If you see in the example file, the graph does not work with an additional blank field, which is what I need because I want to visualize the graph for the future. This is because I am making a summery of certain fields that now contain non-zero information, specifically :

forecast_sum_x  =  Total of Period

forecast_n           =  count of ID

I can create a related table and use a calculation to find these values (which is how I came up with the 3rd graph above), but then I cannot apply the trend to a found set - it is using the entire set of field information from the self-join relationship.

So, I need to be able to summarize the fields that are not empty for forecast_n and forecast_sum_x in order for it to work properly, and it doesn't appear I can use a related table for that information, unless I am missing something.

Any ideas would greatly be appreciated.

Thanks!

Jared

# 1. Re: Finding the Sum of non-empty fields for Statistical Linear Regression

Just took a quick look. Things to consider:

ExecuteSQL

The limits of FileMaker charting.

# 2. Re: Finding the Sum of non-empty fields for Statistical Linear Regression

Is ExecuteSQL limited by a found set? Eventually I want to only compare income on a month-by-month basis. My initial impression of Execute SQL is that it would apply the calculation to the entire set and not to the specific set I want to analyze. I'm probably mistaken though. I'll need to look further into it.
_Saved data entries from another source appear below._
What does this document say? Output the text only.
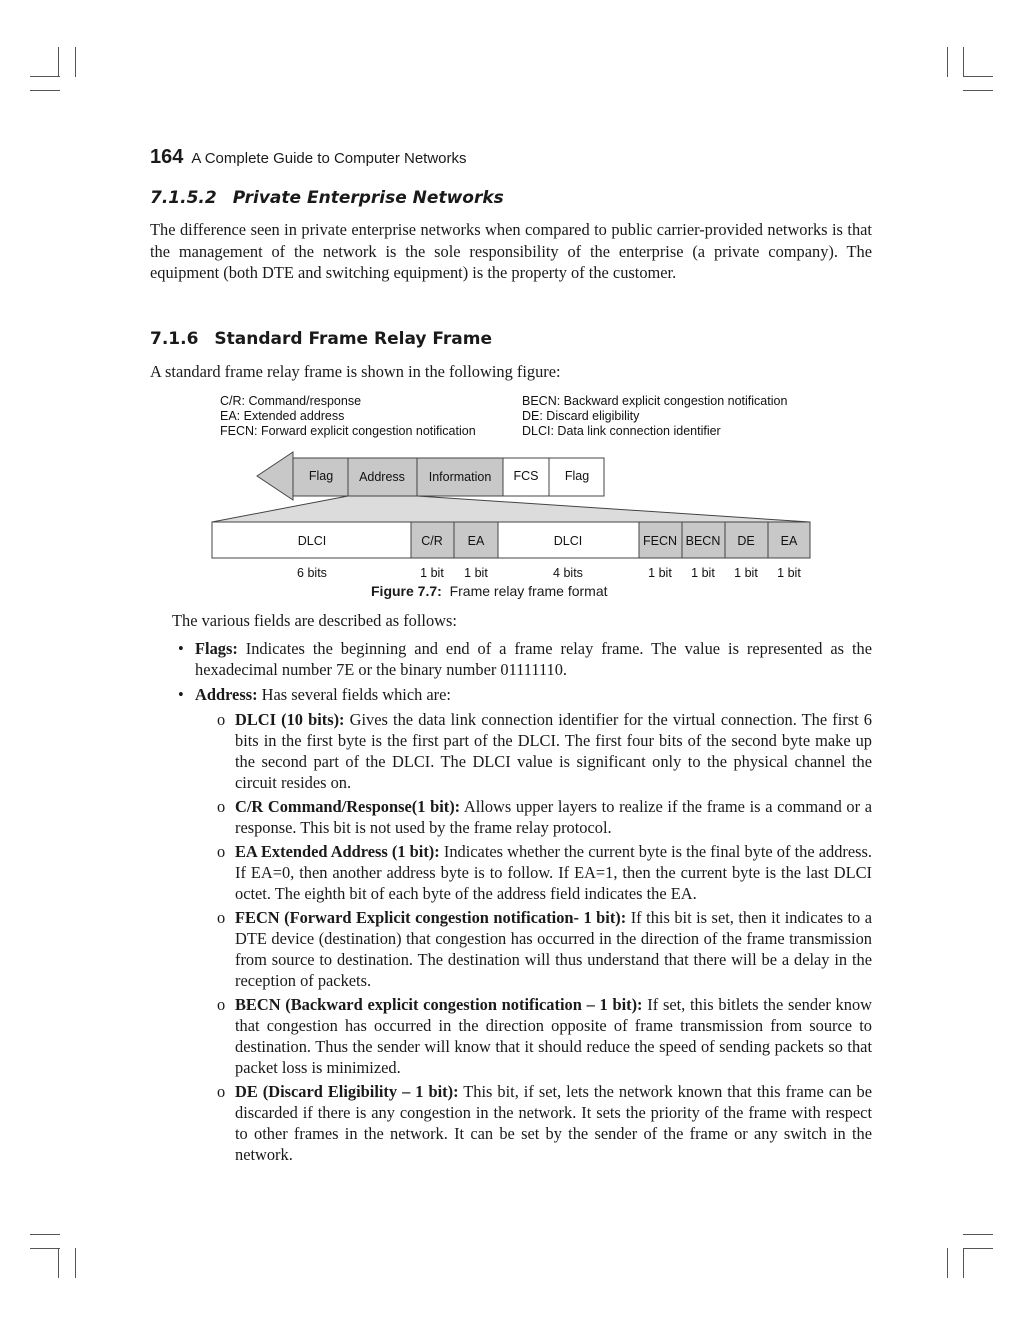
164 A Complete Guide to Computer Networks
7.1.5.2 Private Enterprise Networks
The difference seen in private enterprise networks when compared to public carrier-provided networks is that the management of the network is the sole responsibility of the enterprise (a private company). The equipment (both DTE and switching equipment) is the property of the customer.
7.1.6 Standard Frame Relay Frame
A standard frame relay frame is shown in the following figure:
C/R: Command/response
EA: Extended address
FECN: Forward explicit congestion notification
BECN: Backward explicit congestion notification
DE: Discard eligibility
DLCI: Data link connection identifier
Flag Address Information FCS Flag
DLCI	C/R EA	DLCI	FECN BECN DE EA
6 bits	1 bit 1 bit	4 bits	1 bit 1 bit 1 bit 1 bit
Figure 7.7: Frame relay frame format
The various fields are described as follows:
• Flags: Indicates the beginning and end of a frame relay frame. The value is represented as the hexadecimal number 7E or the binary number 01111110.
• Address: Has several fields which are:
o DLCI (10 bits): Gives the data link connection identifier for the virtual connection. The first 6 bits in the first byte is the first part of the DLCI. The first four bits of the second byte make up the second part of the DLCI. The DLCI value is significant only to the physical channel the circuit resides on.
o C/R Command/Response(1 bit): Allows upper layers to realize if the frame is a command or a response. This bit is not used by the frame relay protocol.
o EA Extended Address (1 bit): Indicates whether the current byte is the final byte of the address. If EA=0, then another address byte is to follow. If EA=1, then the current byte is the last DLCI octet. The eighth bit of each byte of the address field indicates the EA.
o FECN (Forward Explicit congestion notification- 1 bit): If this bit is set, then it indicates to a DTE device (destination) that congestion has occurred in the direction of the frame transmission from source to destination. The destination will thus understand that there will be a delay in the reception of packets.
o BECN (Backward explicit congestion notification – 1 bit): If set, this bitlets the sender know that congestion has occurred in the direction opposite of frame transmission from source to destination. Thus the sender will know that it should reduce the speed of sending packets so that packet loss is minimized.
o DE (Discard Eligibility – 1 bit): This bit, if set, lets the network known that this frame can be discarded if there is any congestion in the network. It sets the priority of the frame with respect to other frames in the network. It can be set by the sender of the frame or any switch in the network.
# 3. Re: Finding the Sum of non-empty fields for Statistical Linear Regression

ExecuteSQL is independent of a found set but you can use it to fill in data in a separate table quickly. ExecuteQSL essentially can define its own found set in the query.

Another idea that comes to mind is having a special record generated that will always be added the found set and forced to sort to the last record and that can hold your predicted values. The record could be deleted after the comparison is done. If there is no value it will not be on the chart.

Charting with Filemaker's native tools is not always the best. I know many people use web viewers and Javascript charting because it has more flexibility. I avoid the FM native chart tool. It is slow and clunky.